Documentation Guidelines

Why Does SAS Request Documentation?

SAS staff and students work together via an interactive process to determine appropriate accommodations. The process works best when SAS staff have the opportunity to review documentation, especially for students with invisible disabilities, prior to an initial meeting. In some cases, documentation may not be needed.

What documentation should I provide?

Documentation should be provided by a qualified, licensed professional whose field of specialization directly pertains to the student's disability and who is unrelated to the student. Expect in cases of psychoeducational or neuropsychological evaluations, where there is a comprehensive report available, SAS recommends that students' providers complete SAS' Disability Verification Form, which is HIPAA-compliant, as documentation. The verification form also instructs providers to upload a brief, signed, dated letter on their letterhead. Documentation needs to be provided in English, and if translation is required, it must be completed by a certified translator.

As reflected by the questions in the SAS Disability Verification Form documentation that is most beneficial to SAS:

  • has been completed by a provider who has an established/long-term relationship with and/or has conducted a multi-day evaluation of the student
  • articulates the history of difficulties and any prior services, medications, or other supports received by the student as well as the effectiveness or limitations of these prior supports
  • describes the functional limitations the student is likely to experience in a higher education environment
  • references a diagnosis, even if provisional, of the student's condition, including any rule-out conditions or changes over time

Documentation can be submitted to SAS in the following ways:

Condition-specific Documentation

In many cases, providers can thoroughly complete the online SAS Disability Verification Form on a student's behalf to share the information that is most useful to SAS in working with students to determine reasonable accommodations and other supports. (Non-Dartmouth providers will also need to submit a brief, signed and dated letter on letterhead.) If a condition is variable in nature, documentation should generally be no more than one year old so that SAS is in the best position to support current needs.

However, for conditions such as speech/language or learning disorders, attention-defict/hyperactivity disorder, auditory processing disorders, traumatic brain injuries, and Asperger's/autism spectrum disorders, a thorough evaluation report is preferred over the verification form and may be required. Students and providers should review the condition-specific documentation guidelines that apply to them.

Supplemental Documentation

Examples of documentation that are not typically sufficient for accommodations at postsecondary level, but could be used to supplement primary documentation, include:

  • An IEP or 504 Plan
  • An accommodation approval letter for the SAT, ACT, and/or Advanced-Placement exams
  • Letters from high school teachers or counselors confirming use of informal accommodations
  • Letters from academic coaches, learning disability specialists, and/or tutors
  • Reports from online diagnostic services such as "ADHD Online"
  • A copy of medication prescriptions 

Critical Information About Documentation

  1. Documentation is not intended to put a student in the position of proving their disability and is typically less necessary when a student's condition is apparent.
  2. Documentation will not become part of the student's educational records and will be kept in the student's confidential file at SAS.
  3. Regardless of the documentation submitted, students' approved accommodations and services will often differ from high school to college (especially if students previously had an IEP) because the Individuals with Disabilities Education Improvements Act no longer applies at the college level. For additional information, please see relevant laws governing accommodations.

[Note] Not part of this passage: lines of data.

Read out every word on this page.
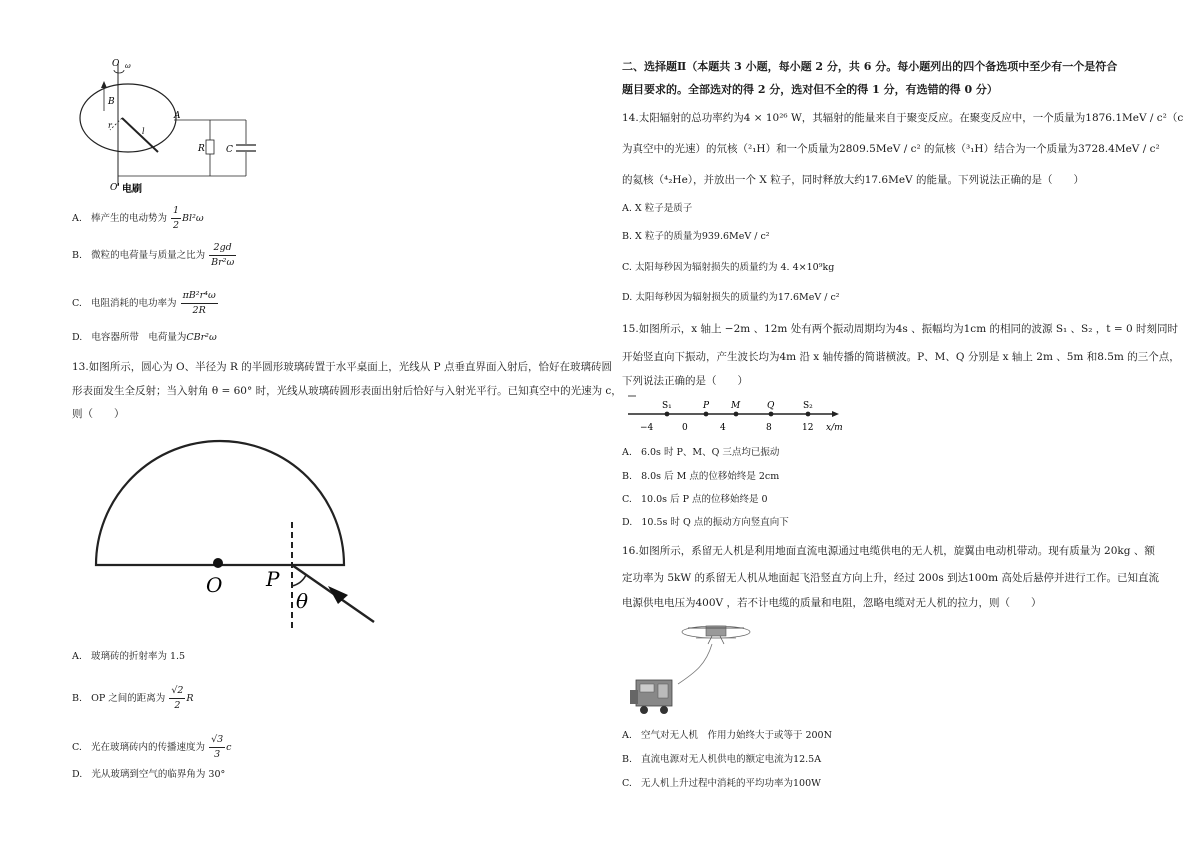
O ω
B
r
l
A
R C
O' 电刷
A. 棒产生的电动势为 $\frac{1}{2} Bl^2\omega$
B. 微粒的电荷量与质量之比为 $\frac{2gd}{\text{Br²ω}}$
C. 电阻消耗的电功率为 $\frac{\text{πB²r⁴ω}}{2R}$
D. 电容器所带　电荷量为CBr²ω
13.如图所示，圆心为 O、半径为 R 的半圆形玻璃砖置于水平桌面上，光线从 P 点垂直界面入射后，恰好在玻璃砖圆
形表面发生全反射；当入射角 θ = 60° 时，光线从玻璃砖圆形表面出射后恰好与入射光平行。已知真空中的光速为 c，
则（　　）
O P
θ
A. 玻璃砖的折射率为 1.5
B. OP 之间的距离为 $\frac{√2}{2}$ R
C. 光在玻璃砖内的传播速度为 $\frac{√3}{3}$ c
D. 光从玻璃到空气的临界角为 30°
二、选择题Ⅱ（本题共 3 小题，每小题 2 分，共 6 分。每小题列出的四个备选项中至少有一个是符合
题目要求的。全部选对的得 2 分，选对但不全的得 1 分，有选错的得 0 分）
14.太阳辐射的总功率约为4 × 10²⁶ W，其辐射的能量来自于聚变反应。在聚变反应中，一个质量为1876.1MeV / c²（c
为真空中的光速）的氘核（²₁H）和一个质量为2809.5MeV / c² 的氚核（³₁H）结合为一个质量为3728.4MeV / c²
的氦核（⁴₂He），并放出一个 X 粒子，同时释放大约17.6MeV 的能量。下列说法正确的是（　　）
A. X 粒子是质子
B. X 粒子的质量为939.6MeV / c²
C. 太阳每秒因为辐射损失的质量约为 4. 4×10⁹kg
D. 太阳每秒因为辐射损失的质量约为17.6MeV / c²
15.如图所示，x 轴上 −2m 、12m 处有两个振动周期均为4s 、振幅均为1cm 的相同的波源 S₁ 、S₂ ，t = 0 时刻同时
开始竖直向下振动，产生波长均为4m 沿 x 轴传播的简谐横波。P、M、Q 分别是 x 轴上 2m 、5m 和8.5m 的三个点，
下列说法正确的是（　　）
S₁	P M	Q	S₂
−4	0	4	8	12 x/m
A. 6.0s 时 P、M、Q 三点均已振动
B. 8.0s 后 M 点的位移始终是 2cm
C. 10.0s 后 P 点的位移始终是 0
D. 10.5s 时 Q 点的振动方向竖直向下
16.如图所示，系留无人机是利用地面直流电源通过电缆供电的无人机，旋翼由电动机带动。现有质量为 20kg 、额
定功率为 5kW 的系留无人机从地面起飞沿竖直方向上升，经过 200s 到达100m 高处后悬停并进行工作。已知直流
电源供电电压为400V ，若不计电缆的质量和电阻，忽略电缆对无人机的拉力，则（　　）
A. 空气对无人机　作用力始终大于或等于 200N
B. 直流电源对无人机供电的额定电流为12.5A
C. 无人机上升过程中消耗的平均功率为100W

Additional information/documentation may be requested to verify a student's condition or to support particular accommodation requests especially when the student or their documentation does not clearly illustrate the need.

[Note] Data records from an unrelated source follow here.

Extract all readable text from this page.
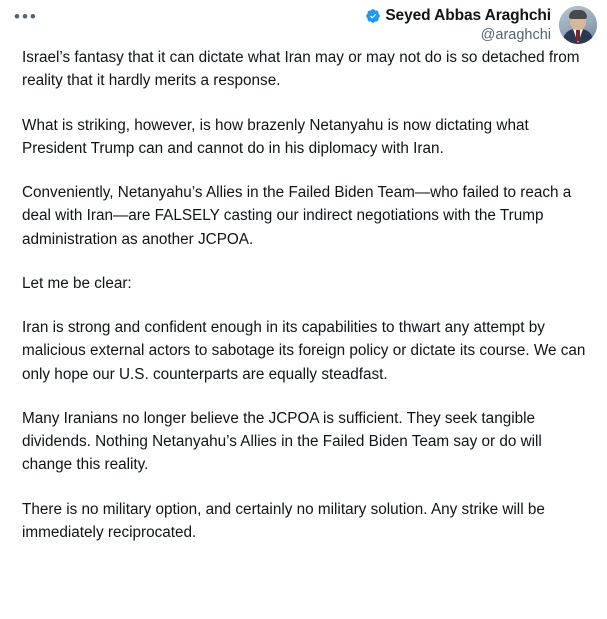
•••	Seyed Abbas Araghchi
@araghchi

Israel’s fantasy that it can dictate what Iran may or may not do is so detached from reality that it hardly merits a response.

What is striking, however, is how brazenly Netanyahu is now dictating what President Trump can and cannot do in his diplomacy with Iran.

Conveniently, Netanyahu’s Allies in the Failed Biden Team—who failed to reach a deal with Iran—are FALSELY casting our indirect negotiations with the Trump administration as another JCPOA.

Let me be clear:

Iran is strong and confident enough in its capabilities to thwart any attempt by malicious external actors to sabotage its foreign policy or dictate its course. We can only hope our U.S. counterparts are equally steadfast.

Many Iranians no longer believe the JCPOA is sufficient. They seek tangible dividends. Nothing Netanyahu’s Allies in the Failed Biden Team say or do will change this reality.

There is no military option, and certainly no military solution. Any strike will be immediately reciprocated.
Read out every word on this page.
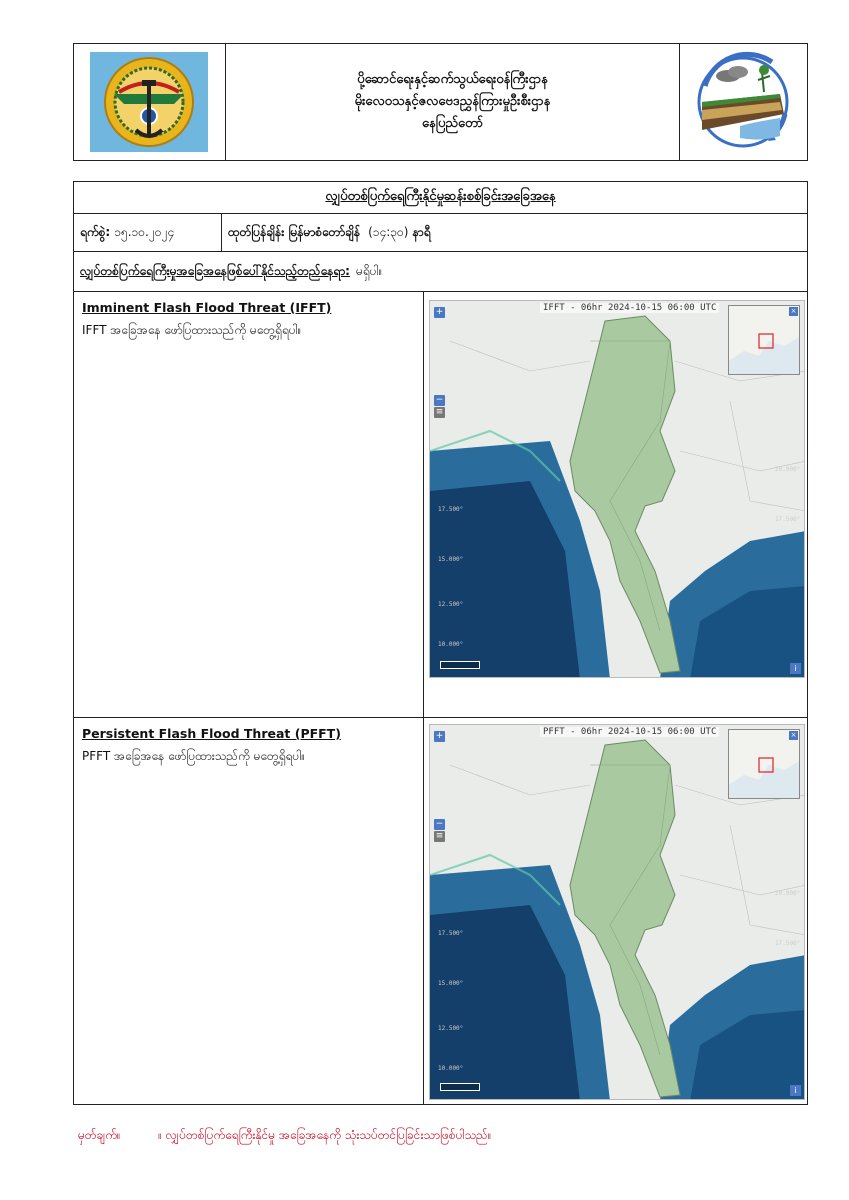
ပို့ဆောင်ရေးနှင့်ဆက်သွယ်ရေးဝန်ကြီးဌာန
မိုးလေဝသနှင့်ဇလဗေဒညွှန်ကြားမှုဦးစီးဌာန
နေပြည်တော်
လျှပ်တစ်ပြက်ရေကြီးနိုင်မှုဆန်းစစ်ခြင်းအခြေအနေ
ရက်စွဲ: ၁၅.၁၀.၂၀၂၄	ထုတ်ပြန်ချိန်း မြန်မာစံတော်ချိန် (၁၄:၃၀) နာရီ
လျှပ်တစ်ပြက်ရေကြီးမှုအခြေအနေဖြစ်ပေါ်နိုင်သည့်တည်နေရာ: မရှိပါ။
Imminent Flash Flood Threat (IFFT)
IFFT အခြေအနေ ဖော်ပြထားသည်ကို မတွေ့ရှိရပါ။
17.500°
15.000°
12.500°
10.000°
20.000°
17.500°
IFFT - 06hr 2024-10-15 06:00 UTC
+
−
≡
×
i
Persistent Flash Flood Threat (PFFT)
PFFT အခြေအနေ ဖော်ပြထားသည်ကို မတွေ့ရှိရပါ။
17.500°
15.000°
12.500°
10.000°
20.000°
17.500°
PFFT - 06hr 2024-10-15 06:00 UTC
+
−
≡
×
i
မှတ်ချက်။	။ လျှပ်တစ်ပြက်ရေကြီးနိုင်မှု အခြေအနေကို သုံးသပ်တင်ပြခြင်းသာဖြစ်ပါသည်။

  • A diagnosis of a disorder, condition, or syndrome alone does not automatically qualify an individual for accommodations
  • The condition must have a significant, adverse impact on the student's functioning in order to qualify for accommodations
  • If a student's documentation is unclear or lacks the necessary detail to support a specific accommodation request, it may be referred for review and recommendation to other professionals on campus, such as Dartmouth College Health Service or Counseling Center. However, SAS will make the final determination of accommodations based on the documentation and input from the student.